En l’espèce il s’agissait d’un marché de prestations intellectuelles, dans le cadre duquel de nombreux litiges se sont élevés entre l’acheteur et le titulaire, conduisant à une mesure de résiliation. Mais avant ce terme fatal, le prestataire avait fait parvenir ses livrables via WeTransfer, sans avoir jamais de retour de l’acheteur sur leur conformité aux stipulations du marché et les suites qu’il entendait donner.

Sur ce point d’accroche particulier, la société se prévalait du CCTP du marché, qui prévoyait qu’en cas d’inertie de l’acheteur, la « livraison » était réputée conforme à l’expiration d’un délai de 10 jours.

Mais encore eut-il fallu que cette livraison existe… L’envoi des livrables via We Transfer pouvait-elle être considérée comme une « livraison » ?

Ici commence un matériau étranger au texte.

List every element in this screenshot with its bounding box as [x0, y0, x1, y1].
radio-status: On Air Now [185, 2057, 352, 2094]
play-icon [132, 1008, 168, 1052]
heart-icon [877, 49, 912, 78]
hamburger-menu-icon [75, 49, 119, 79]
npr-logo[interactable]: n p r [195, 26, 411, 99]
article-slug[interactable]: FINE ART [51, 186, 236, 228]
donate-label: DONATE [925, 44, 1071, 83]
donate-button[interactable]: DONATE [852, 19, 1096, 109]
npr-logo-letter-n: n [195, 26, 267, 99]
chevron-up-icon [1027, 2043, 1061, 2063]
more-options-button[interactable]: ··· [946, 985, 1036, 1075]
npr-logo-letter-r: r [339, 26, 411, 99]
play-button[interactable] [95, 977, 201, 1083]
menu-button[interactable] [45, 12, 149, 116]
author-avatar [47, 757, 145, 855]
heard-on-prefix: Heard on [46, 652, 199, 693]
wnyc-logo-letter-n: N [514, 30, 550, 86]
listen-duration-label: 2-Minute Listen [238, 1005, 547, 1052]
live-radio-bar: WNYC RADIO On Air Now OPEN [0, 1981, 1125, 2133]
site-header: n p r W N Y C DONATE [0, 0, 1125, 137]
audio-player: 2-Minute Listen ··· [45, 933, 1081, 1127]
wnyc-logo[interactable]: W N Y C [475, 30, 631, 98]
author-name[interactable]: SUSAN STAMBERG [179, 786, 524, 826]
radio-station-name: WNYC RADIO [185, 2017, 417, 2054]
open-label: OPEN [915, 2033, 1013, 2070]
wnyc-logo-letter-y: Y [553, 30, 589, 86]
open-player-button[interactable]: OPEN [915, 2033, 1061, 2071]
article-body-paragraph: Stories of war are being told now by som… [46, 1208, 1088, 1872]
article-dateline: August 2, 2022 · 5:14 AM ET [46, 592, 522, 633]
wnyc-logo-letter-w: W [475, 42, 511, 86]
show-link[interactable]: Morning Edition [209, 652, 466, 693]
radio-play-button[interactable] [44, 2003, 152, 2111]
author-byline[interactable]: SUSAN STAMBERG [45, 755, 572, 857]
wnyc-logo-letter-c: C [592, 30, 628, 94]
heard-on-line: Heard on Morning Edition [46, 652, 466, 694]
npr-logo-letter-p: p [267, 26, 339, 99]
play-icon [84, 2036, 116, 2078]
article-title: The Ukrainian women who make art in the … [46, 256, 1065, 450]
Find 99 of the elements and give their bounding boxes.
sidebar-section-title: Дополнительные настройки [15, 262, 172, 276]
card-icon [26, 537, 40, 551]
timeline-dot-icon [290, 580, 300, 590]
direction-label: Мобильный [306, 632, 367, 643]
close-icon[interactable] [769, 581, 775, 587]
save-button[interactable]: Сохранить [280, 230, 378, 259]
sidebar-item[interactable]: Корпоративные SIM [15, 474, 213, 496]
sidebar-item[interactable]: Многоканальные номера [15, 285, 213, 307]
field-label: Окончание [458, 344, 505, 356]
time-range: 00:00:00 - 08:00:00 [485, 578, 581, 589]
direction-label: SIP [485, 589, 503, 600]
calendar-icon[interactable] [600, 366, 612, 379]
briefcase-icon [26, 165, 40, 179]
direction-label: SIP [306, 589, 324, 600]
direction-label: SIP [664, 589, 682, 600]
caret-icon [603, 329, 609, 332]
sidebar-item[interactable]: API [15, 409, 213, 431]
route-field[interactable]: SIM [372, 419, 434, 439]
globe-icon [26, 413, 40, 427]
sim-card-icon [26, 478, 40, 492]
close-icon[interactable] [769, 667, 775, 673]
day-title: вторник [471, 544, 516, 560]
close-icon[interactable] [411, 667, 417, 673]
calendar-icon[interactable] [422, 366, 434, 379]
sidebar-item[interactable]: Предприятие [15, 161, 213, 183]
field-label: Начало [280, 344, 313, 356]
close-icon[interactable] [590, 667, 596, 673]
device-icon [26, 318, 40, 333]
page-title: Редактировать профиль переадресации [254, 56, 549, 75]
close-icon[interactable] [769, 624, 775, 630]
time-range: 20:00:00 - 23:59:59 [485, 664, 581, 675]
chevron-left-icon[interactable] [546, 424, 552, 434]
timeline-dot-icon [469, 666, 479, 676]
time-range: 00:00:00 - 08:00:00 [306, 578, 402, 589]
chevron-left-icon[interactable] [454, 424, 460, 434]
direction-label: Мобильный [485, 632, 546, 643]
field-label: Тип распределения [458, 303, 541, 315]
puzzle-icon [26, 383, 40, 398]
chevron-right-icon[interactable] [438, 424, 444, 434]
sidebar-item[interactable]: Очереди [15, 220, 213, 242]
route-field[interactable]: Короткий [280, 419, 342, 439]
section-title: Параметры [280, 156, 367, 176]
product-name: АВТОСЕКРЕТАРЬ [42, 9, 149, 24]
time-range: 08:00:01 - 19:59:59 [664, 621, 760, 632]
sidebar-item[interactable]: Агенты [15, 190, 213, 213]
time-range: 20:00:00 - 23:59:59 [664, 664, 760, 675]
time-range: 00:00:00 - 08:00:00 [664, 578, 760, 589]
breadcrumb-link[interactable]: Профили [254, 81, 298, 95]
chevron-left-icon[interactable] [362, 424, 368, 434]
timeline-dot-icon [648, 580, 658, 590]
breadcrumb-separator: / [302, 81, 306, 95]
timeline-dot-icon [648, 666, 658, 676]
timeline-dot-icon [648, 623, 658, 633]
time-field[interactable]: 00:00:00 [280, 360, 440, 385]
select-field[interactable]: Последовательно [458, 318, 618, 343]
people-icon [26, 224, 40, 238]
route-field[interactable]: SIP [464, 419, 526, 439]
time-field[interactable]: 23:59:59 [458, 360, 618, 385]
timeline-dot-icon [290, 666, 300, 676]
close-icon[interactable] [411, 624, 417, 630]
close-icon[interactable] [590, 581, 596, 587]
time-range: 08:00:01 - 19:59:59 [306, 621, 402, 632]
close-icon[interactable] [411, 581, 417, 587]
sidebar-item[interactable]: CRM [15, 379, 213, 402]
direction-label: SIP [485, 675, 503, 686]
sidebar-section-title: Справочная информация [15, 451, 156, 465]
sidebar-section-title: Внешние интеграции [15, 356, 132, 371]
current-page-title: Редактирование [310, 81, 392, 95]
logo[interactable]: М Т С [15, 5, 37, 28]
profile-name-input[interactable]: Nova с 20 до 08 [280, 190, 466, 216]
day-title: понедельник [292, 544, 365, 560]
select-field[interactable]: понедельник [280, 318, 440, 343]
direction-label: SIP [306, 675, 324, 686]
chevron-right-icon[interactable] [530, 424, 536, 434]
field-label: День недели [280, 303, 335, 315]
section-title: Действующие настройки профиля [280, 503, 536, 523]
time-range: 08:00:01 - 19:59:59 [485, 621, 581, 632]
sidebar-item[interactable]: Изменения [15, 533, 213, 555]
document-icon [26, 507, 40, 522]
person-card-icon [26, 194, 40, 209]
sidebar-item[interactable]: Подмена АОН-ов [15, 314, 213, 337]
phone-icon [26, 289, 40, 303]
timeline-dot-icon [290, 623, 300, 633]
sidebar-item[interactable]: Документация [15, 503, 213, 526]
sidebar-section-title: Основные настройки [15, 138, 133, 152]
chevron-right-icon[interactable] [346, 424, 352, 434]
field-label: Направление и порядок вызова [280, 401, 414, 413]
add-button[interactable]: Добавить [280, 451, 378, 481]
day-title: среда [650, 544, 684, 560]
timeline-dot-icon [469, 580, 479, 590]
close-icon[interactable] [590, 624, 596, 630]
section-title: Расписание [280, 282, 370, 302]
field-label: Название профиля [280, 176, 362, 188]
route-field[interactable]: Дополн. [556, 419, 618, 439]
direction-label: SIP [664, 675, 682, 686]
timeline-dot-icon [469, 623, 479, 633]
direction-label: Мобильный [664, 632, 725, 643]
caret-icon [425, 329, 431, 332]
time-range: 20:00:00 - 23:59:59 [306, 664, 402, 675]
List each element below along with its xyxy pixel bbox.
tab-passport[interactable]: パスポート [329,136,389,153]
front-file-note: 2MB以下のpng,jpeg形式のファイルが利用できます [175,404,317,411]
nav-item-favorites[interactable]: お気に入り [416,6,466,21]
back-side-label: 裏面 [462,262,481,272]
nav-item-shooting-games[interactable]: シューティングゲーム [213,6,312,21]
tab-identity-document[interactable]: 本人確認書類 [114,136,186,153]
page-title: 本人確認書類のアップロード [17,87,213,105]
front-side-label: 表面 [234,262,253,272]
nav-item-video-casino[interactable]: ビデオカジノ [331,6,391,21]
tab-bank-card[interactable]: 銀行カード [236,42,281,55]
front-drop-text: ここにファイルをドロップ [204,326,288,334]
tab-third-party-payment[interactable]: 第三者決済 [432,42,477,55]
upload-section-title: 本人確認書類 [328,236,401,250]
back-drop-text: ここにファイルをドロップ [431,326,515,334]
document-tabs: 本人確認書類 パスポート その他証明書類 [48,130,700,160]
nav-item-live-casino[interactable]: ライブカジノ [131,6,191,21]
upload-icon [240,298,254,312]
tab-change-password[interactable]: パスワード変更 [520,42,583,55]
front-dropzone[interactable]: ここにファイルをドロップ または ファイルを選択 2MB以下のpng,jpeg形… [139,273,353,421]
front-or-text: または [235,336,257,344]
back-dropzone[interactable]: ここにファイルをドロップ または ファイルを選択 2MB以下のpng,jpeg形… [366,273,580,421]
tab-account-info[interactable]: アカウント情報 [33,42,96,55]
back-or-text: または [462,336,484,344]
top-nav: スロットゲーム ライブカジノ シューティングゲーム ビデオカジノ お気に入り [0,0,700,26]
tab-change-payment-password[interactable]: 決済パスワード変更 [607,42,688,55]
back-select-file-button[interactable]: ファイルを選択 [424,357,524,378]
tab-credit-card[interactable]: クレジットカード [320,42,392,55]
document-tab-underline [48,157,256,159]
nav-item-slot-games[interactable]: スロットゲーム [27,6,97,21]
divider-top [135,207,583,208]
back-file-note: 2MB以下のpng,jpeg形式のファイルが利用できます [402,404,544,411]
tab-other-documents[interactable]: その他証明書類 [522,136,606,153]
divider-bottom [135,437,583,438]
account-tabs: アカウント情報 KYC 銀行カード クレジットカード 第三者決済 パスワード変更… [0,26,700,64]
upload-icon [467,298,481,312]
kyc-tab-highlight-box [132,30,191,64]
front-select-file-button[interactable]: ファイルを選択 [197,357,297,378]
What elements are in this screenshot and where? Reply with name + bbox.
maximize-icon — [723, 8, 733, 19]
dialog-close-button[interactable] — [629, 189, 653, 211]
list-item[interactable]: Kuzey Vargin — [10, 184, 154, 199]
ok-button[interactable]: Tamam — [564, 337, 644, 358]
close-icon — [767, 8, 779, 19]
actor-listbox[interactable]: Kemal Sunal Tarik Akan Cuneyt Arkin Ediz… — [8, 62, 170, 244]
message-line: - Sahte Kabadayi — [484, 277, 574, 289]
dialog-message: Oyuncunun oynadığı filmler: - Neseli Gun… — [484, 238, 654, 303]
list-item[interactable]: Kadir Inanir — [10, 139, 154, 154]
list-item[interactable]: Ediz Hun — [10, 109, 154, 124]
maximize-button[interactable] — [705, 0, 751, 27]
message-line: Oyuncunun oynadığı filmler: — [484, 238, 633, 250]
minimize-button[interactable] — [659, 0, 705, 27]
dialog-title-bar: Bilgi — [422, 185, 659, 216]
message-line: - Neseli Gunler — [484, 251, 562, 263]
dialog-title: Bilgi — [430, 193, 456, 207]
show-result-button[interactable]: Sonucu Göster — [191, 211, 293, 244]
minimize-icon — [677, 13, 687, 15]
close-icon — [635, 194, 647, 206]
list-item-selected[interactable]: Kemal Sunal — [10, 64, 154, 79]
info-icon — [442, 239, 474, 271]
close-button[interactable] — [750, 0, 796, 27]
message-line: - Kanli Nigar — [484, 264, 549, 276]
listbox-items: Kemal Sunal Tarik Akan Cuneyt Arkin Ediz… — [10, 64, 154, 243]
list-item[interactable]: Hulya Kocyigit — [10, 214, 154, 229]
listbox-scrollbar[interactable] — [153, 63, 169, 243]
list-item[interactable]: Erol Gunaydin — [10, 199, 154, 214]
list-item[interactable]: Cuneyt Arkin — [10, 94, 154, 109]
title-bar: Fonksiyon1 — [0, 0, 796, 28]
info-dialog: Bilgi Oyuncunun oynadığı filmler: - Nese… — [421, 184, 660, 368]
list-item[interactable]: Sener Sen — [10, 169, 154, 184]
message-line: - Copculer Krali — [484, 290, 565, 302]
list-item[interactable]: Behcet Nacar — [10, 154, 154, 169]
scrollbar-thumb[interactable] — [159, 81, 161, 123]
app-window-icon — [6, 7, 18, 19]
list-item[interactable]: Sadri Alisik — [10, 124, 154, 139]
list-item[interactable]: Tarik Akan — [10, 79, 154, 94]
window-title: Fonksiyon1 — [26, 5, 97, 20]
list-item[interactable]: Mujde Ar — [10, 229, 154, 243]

Le juge aurait pu s’en tenir aux prescriptions expresses du CCAP, qui prévoyait l’envoi des livrables sur support numérique ET sur support papier, pour rejeter l’argument selon laquelle le délai de 10 jours avait pu commencer à courir. Mais, curieusement, la cour a tenu à ajouter que :

« En outre, l’expression  » en deux exemplaires numériques  » implique l’envoi du livrable sur un support physique, de type clef USB ou disque gravé. La simple mise à disposition d’un lien vers un site commercial de transfert de fichiers informatiques ne pouvait dès lors enclencher ce délai de dix jours ».

Dommage pour la société, qui dès lors ne peut pas prétendre à la rémunération de sa prestation, mais qui au demeurant, pourrait de plus se voir appliquer de lourdes pénalités de retard (sur le caractère abusif des pénalités, voir notre dernière actualité « Les pénalités iniques, c’est pas automatique ! »).